A existência do trabalho análogo à escravidão no país reflete e é uma consequência da história do Brasil e da falta de voz das classes trabalhadoras, diante da predominância do discurso das elites nacionais. Essa foi uma das conclusões do debate sobre o filme “Pureza”, do diretor Renato Barbieri, no Centro Cultural da Caixa Econômica Federal – Teatro Nelson Rodrigues, no seminário “Assédio e Discriminação: o cativeiro contemporâneo”. A roda de conversa com o cineasta e o professor Eduardo Granja Coutinho foi mediada pela presidenta da associação, Daniela Muller, e reuniu magistrados, servidores e público externo.
Para Coutinho, o trabalho escravo se perpetua devido a condições que não foram superadas. Ele cita o latifúndio como um elemento estrutural que permite a exploração dos trabalhadores. “Ao contrário de países como a França, que realizaram sua transição para o capitalismo por meio de revoluções com participação popular, transformação social a partir de baixo, que suprimiu o latifúndio, essas transformações sociais no Brasil se deram sempre pelo alto, por meio de acordos entre as velhas elites e as novas elites, sem participação popular e sem ruptura com o passado”, afirmou.
Eduardo Granja Coutinho aborda as transformações sociais no Brasil
Daniela Muller refletiu sobre o poder do discurso e da linguagem na comunicação e falou sobre a perspectiva incomum empregada pela narradora do filme, que dá voz aos trabalhadores e trabalhadoras, muitas vezes invisibilizados e marginalizados na sociedade.
“Quantas novelas e filmes já vimos em que essa história seria contada talvez pelo dono da fazenda, por um filho rebelde do dono da fazenda que está em crise com o pai?

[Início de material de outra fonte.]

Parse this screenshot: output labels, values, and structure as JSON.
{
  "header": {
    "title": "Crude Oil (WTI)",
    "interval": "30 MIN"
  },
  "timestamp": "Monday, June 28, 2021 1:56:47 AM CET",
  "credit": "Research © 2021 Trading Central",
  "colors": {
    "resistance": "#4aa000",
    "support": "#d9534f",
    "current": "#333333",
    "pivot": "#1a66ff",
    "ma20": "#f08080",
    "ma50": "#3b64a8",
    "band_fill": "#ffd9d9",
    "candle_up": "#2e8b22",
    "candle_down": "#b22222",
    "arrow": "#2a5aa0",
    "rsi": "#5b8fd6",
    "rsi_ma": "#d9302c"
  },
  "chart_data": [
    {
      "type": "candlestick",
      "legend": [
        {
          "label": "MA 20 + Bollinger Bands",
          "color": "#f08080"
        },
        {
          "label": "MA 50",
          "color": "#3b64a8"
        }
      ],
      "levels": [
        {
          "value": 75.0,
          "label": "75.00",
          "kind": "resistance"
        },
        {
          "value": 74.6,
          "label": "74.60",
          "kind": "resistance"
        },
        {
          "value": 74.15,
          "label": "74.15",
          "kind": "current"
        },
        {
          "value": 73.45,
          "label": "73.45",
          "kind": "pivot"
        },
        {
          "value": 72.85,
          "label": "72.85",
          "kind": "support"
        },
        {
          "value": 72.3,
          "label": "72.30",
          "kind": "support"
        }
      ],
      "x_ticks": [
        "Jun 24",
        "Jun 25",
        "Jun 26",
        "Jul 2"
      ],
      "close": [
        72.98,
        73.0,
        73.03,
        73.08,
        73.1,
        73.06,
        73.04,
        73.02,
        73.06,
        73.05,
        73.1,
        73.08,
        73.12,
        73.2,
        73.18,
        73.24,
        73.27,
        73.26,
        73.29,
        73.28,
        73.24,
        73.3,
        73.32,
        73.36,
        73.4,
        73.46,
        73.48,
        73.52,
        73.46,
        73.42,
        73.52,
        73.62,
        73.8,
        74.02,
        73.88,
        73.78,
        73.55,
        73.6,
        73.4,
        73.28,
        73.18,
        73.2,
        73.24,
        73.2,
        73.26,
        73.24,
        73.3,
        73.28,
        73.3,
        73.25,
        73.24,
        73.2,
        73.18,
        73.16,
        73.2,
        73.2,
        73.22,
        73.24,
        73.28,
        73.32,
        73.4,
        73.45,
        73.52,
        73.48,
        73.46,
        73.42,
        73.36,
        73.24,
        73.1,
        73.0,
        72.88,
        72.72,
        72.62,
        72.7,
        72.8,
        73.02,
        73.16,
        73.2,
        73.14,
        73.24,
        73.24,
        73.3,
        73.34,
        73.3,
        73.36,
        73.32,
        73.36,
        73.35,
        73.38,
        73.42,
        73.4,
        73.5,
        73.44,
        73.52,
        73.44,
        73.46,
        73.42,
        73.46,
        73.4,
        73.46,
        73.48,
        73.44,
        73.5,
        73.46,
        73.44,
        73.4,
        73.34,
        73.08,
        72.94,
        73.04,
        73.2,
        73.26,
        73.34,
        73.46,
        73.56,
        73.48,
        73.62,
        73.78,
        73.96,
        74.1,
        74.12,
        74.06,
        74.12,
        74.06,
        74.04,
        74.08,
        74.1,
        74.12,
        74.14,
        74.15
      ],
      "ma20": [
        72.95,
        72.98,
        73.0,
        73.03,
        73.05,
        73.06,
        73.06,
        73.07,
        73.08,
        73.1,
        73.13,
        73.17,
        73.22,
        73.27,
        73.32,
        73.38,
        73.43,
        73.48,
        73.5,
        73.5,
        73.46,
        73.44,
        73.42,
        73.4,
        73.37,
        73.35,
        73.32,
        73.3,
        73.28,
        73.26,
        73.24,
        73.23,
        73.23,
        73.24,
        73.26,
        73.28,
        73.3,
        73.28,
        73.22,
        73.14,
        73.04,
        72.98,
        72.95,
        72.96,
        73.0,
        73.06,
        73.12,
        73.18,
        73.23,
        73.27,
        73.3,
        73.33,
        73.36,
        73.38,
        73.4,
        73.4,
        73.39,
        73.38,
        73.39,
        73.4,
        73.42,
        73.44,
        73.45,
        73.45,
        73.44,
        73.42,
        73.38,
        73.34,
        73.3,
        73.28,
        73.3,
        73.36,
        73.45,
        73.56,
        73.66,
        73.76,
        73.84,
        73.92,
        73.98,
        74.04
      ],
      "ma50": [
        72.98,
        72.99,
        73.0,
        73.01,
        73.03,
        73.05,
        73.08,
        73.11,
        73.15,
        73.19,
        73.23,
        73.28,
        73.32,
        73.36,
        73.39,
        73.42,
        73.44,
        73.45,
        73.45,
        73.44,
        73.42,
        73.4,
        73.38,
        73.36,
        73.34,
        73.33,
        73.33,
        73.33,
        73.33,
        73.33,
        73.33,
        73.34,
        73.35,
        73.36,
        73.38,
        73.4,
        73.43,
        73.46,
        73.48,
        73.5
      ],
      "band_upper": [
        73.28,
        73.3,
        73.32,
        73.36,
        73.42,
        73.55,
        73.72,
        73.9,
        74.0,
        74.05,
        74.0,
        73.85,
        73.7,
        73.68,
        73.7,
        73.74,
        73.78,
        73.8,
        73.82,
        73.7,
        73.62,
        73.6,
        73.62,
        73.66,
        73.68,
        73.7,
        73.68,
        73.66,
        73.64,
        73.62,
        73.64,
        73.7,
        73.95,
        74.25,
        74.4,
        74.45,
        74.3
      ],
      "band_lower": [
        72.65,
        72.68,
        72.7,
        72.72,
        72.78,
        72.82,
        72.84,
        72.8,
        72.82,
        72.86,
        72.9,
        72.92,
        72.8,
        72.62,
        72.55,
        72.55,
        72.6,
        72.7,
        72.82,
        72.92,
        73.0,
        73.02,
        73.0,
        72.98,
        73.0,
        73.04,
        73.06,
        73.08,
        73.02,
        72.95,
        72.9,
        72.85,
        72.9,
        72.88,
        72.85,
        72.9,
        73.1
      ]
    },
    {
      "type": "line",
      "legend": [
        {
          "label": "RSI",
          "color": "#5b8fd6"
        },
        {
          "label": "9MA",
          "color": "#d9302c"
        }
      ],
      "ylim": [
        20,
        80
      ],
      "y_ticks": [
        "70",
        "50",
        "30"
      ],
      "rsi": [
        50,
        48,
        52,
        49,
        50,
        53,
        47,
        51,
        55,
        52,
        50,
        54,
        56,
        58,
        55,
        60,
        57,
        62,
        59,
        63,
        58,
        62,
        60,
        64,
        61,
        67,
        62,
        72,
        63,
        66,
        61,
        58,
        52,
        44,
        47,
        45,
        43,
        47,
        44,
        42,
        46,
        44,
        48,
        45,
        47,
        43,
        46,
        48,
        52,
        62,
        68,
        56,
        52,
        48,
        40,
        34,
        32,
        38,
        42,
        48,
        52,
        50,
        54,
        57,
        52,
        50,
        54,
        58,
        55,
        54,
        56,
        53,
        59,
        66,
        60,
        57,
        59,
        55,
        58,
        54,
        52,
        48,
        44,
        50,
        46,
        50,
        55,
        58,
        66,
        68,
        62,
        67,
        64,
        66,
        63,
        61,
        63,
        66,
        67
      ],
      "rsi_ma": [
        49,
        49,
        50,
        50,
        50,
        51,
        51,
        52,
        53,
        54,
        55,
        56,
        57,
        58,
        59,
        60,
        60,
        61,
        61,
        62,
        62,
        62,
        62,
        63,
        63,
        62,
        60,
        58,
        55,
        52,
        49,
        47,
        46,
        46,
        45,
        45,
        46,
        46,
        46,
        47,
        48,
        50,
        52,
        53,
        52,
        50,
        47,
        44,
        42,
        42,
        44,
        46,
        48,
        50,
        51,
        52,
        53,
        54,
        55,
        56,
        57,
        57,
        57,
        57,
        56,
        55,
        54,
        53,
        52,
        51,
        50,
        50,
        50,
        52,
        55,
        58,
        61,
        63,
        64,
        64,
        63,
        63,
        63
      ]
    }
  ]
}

Os grandes narradores também são os trabalhadores e trabalhadoras. E isso talvez seja a nossa grande peculiaridade, marca. Quem conta a primeira história, quem começa os processos em regra, são as pessoas que trabalham nisso”, afirmou Daniela Muller.
Daniela Muller media roda de conversa
“A Justiça do Trabalho tem um papel fundamental: somos os responsáveis por estabelecer a regulamentação que traz uma compreensão dessa dimensão humana dos trabalhadores e trabalhadoras que são submetidos a essa situação”, disse a presidenta, para quem o trabalho muitas vezes se torna uma forma de exploração aviltante, devido à discriminação e ao assédio.
Renato Barbieri defendeu o olhar que valoriza a singularidade de cada indivíduo e a riqueza de suas histórias. “O filme traz para a visibilidade o que está na invisibilidade. Se sairmos agora e encontrarmos uma pessoa preta, na rua, jogada na calçada como um saco de lixo, essa pessoa tem uma história. E é uma história de desastres, que começa lá na diáspora africana, onde as famílias foram desmembradas e sequestradas. E tem um valor, porque toda história tem valor. É uma história de resistência, de sobrevivência”, afirmou.
Renato Baribieri fala sobre invisibilidade e valorização das histórias
Ao mencionar a representação da história das mulheres, dos indígenas e dos afrodescendentes, ele falou como o racismo e o sexismo na sociedade desvalorizam esses grupos. Segundo ele, é preciso descolonizar “mentes e corpos” para questionar as estruturas de poder e as formas de dominação que ainda persistem.
Foto de capa: Daniela Muller com o diretor Renato Barbieri e o professor Eduardo Granja Coutinho.